Preparation of teachers on how to bring children back to learning should also be done as agreed in the Education in Emergency COVID-19 Response Plan. The education ministry has developed the national guideline and checklists for re-opening schools through a consultative process with multiple stakeholders including UNICEF, WFP and CSOs. Bhutan’s guideline is based on the Global Framework for Re-opening of Schools developed by UNICEF, along with UNESCO, the World Bank, WFP, and UNHCR. A few key critical components are availability of WASH facilities, physical distancing protocols, and innovative strategies such as shift systems, and staggering starting and closing times of school days, among others.

 

What UNICEF  recommends?

To Government: UNICEF understands that countries are having to make difficult decisions to balance the demands of responding directly to COVID-19, while also ensuring that people continue to get essential health and other services. We are calling on governments to ensure that essential services for children stay open or re-open to make sure that children have access to health care, immunization, protection and learning.

To parents: It is critical for parents of children of all ages to understand that learning is a progressive process with specific developmental milestones for children based on their age and learning abilities. Therefore, it is important that children are meaningfully engaged as much as possible.

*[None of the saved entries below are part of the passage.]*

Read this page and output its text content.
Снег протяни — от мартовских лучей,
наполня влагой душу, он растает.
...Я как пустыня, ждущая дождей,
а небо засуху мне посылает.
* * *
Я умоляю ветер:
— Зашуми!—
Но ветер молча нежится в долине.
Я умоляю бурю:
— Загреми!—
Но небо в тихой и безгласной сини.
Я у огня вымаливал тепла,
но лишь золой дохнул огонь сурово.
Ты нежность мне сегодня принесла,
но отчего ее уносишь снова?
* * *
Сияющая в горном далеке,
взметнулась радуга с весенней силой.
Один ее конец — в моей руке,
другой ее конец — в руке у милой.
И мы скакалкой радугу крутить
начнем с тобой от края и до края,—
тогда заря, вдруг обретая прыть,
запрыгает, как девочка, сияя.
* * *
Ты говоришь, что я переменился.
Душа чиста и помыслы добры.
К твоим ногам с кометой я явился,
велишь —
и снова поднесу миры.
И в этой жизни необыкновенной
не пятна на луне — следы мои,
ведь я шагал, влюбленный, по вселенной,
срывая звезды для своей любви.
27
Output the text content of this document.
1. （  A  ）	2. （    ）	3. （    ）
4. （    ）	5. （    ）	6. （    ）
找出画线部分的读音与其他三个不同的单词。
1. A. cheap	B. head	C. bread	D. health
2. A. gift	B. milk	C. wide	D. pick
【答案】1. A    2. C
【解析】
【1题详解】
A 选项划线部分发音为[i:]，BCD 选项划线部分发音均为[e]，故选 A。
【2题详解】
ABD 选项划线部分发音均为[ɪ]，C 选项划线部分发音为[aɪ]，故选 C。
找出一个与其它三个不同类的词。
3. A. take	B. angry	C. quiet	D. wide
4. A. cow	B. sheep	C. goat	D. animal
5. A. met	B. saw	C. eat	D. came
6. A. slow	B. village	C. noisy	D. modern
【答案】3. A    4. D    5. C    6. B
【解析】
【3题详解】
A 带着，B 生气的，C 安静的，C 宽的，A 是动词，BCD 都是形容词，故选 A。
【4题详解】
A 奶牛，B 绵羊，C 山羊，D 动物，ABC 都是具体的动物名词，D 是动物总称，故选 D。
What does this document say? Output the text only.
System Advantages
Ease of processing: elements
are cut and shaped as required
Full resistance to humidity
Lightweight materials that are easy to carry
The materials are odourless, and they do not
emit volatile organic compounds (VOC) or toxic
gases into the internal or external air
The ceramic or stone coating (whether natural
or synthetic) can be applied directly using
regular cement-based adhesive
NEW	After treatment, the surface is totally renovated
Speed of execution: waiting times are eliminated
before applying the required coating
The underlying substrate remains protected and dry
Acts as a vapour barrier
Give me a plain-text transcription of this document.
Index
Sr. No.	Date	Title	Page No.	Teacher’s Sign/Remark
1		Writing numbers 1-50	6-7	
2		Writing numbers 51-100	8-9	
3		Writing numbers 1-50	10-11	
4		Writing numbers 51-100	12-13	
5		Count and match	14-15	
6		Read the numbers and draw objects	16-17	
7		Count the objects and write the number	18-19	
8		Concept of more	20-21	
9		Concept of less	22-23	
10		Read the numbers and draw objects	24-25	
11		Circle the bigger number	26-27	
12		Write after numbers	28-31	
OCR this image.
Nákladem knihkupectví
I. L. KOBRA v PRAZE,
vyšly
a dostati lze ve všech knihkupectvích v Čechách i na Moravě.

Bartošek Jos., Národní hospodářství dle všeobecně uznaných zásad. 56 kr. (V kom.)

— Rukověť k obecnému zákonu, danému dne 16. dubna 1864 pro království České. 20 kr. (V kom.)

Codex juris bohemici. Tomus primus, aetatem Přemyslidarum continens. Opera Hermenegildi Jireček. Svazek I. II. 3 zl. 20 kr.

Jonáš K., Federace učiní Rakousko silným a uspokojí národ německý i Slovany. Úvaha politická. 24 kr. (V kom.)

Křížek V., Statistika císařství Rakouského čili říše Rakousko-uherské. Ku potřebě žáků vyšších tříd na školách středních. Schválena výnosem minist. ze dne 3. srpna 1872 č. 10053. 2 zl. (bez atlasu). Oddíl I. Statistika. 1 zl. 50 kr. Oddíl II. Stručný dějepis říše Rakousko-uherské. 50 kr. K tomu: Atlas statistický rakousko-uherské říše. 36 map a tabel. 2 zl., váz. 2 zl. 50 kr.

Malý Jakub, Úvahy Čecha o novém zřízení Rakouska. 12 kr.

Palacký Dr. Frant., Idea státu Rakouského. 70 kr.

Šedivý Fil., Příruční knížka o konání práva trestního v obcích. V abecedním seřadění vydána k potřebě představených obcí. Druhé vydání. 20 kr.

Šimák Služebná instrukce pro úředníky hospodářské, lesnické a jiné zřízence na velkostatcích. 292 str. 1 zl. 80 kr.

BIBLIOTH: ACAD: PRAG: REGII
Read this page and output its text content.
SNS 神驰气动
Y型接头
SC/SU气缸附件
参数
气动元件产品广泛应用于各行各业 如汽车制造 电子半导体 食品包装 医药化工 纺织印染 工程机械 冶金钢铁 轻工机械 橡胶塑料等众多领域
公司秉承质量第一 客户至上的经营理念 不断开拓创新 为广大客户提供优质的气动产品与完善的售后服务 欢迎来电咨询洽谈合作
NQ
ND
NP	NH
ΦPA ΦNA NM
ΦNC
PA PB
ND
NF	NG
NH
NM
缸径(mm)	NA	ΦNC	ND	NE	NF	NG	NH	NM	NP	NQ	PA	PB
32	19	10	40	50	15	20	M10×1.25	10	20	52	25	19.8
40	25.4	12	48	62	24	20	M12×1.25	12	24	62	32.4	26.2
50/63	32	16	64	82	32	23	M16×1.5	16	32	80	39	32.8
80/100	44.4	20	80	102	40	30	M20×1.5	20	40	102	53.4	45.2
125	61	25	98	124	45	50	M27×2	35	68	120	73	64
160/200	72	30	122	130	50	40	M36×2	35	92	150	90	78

While the government has taken many commendable actions to ensure that children continue learning despite school closures and has provided lessons via television, radio, and mobile phone applications, it is also important to limit screen time and ensure that some face-to-face, outdoor, and physical interactions become a part of the daily learning process. It is also important that with increased time spent learning online, children are protected from the dangers of the internet. Have an honest dialogue with your children about who they communicate with online and how. The prolonged time spent together as a result of school closures can be used to teach children valuable lessons on life through everyday household chores, family time, and interactive conversations. It is important to maintain daily routines with children, preferably in consultation with children, for better time management and understanding.

 

To teachers and ECCD facilitators: While we worry about children’s learning due to school closures, teachers and ECCD facilitators are also facing immense disruptions and stress. Teachers and facilitators will need to remain flexible and manage expectations since children’s progress will vary greatly depending on their learning ability, support received at home, and access to distance learning resources. In addition, teachers and facilitators should consider the psychosocial support that children may require due to stress endured during school closures. Likewise, teachers and facilitators should not forget about their own well-being.